Attorney Walter Madison, who represented Richmond, said Richmond’s father, Nate, made a lot of mistakes in his life. He said Nate Richmond apologized for not being there for his son.
Bob Fitzsimmons, an attorney representing the victim’s family, said the family forgives the two young defendants.
“They are praying for those two. We now need to regroup and, hopefully, we all can learn valuable lessons. It is not a time to point fingers, but a time to put our hands together and pray a little bit,” he said.
The case roiled the community amid allegations that more students should have been charged – accusations that Ohio’s attorney general pledged to look into – and led to questions from a much wider audience online about the influence of the local football team, a source of a pride in a community of 18,000 that suffered massive job losses with the collapse of the steel industry.

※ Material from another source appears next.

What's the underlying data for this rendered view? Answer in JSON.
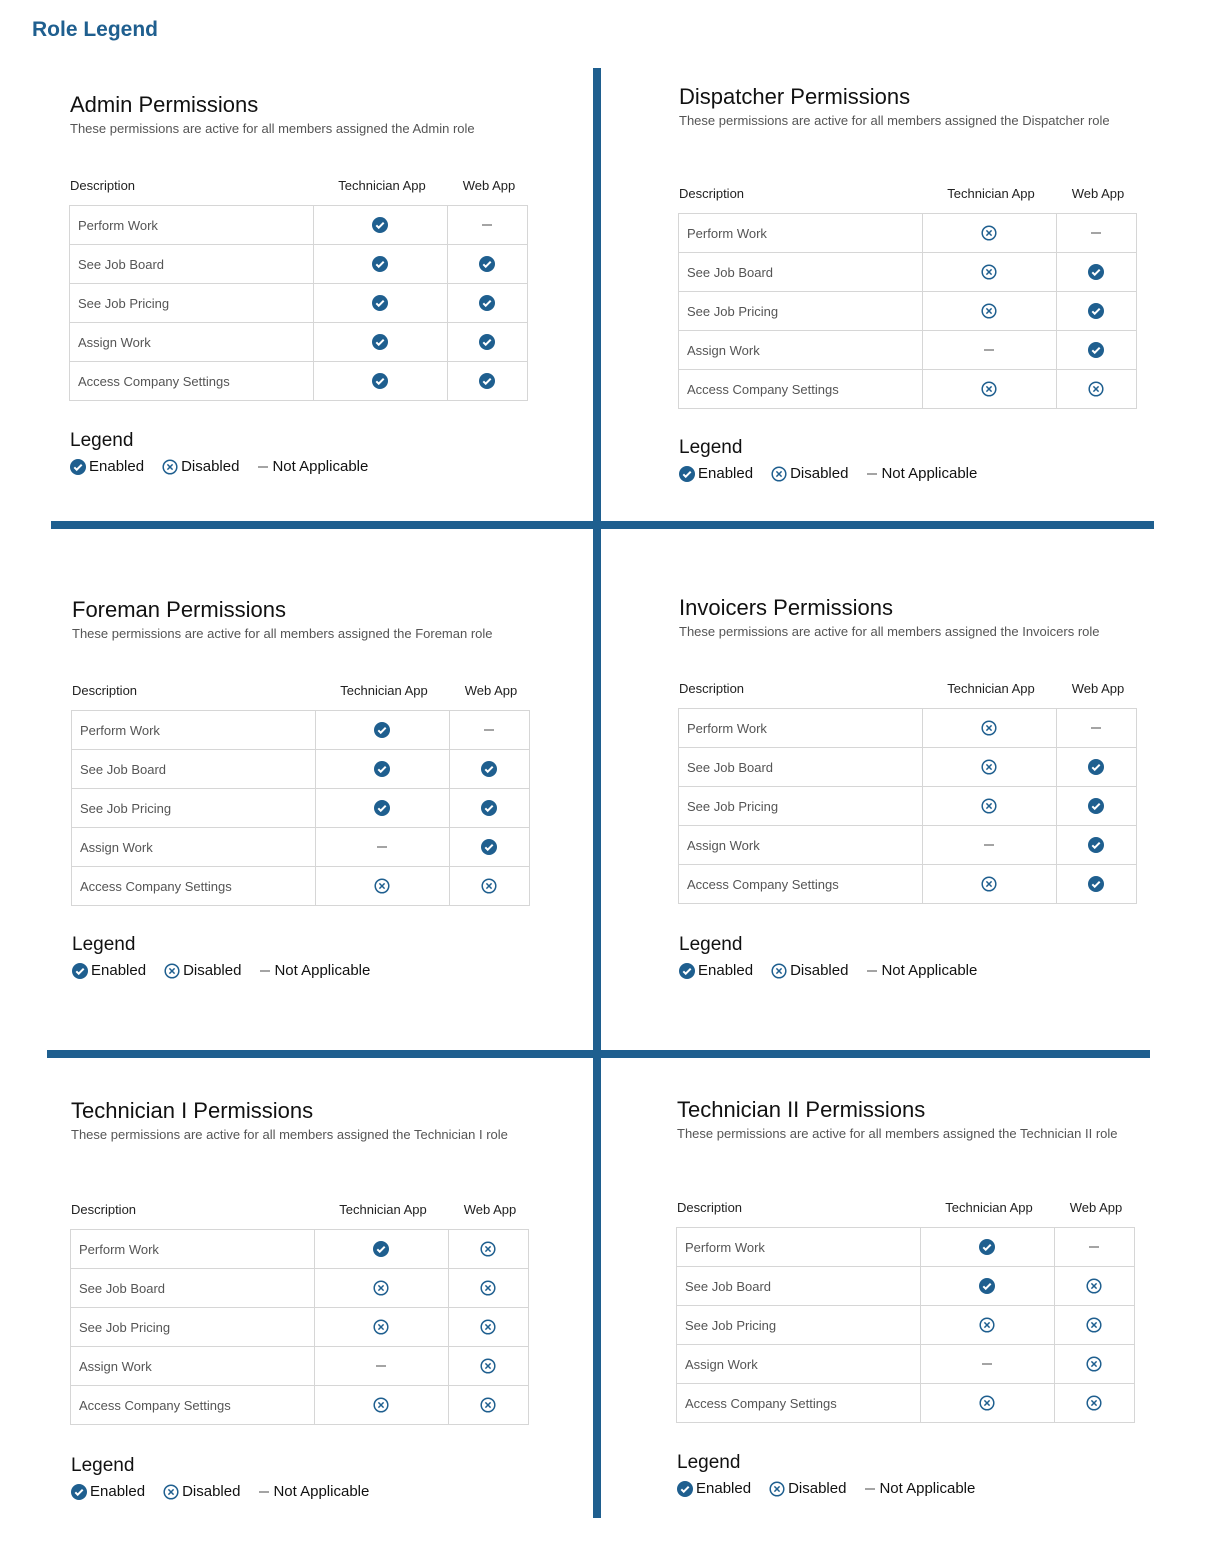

Protesters who sought guilty verdicts stood outside the courthouse Sunday morning, their arms linked, some wearing masks. Later, prosecutor Marianne Hemmeter criticized the efforts by the hacker collective Anonymous to publicize the case, saying the extra attention led to a chilling effect on those willing to testify.
Law is a reporter with the Steubenville Herald-Star.
The Associated Press contributed to this report.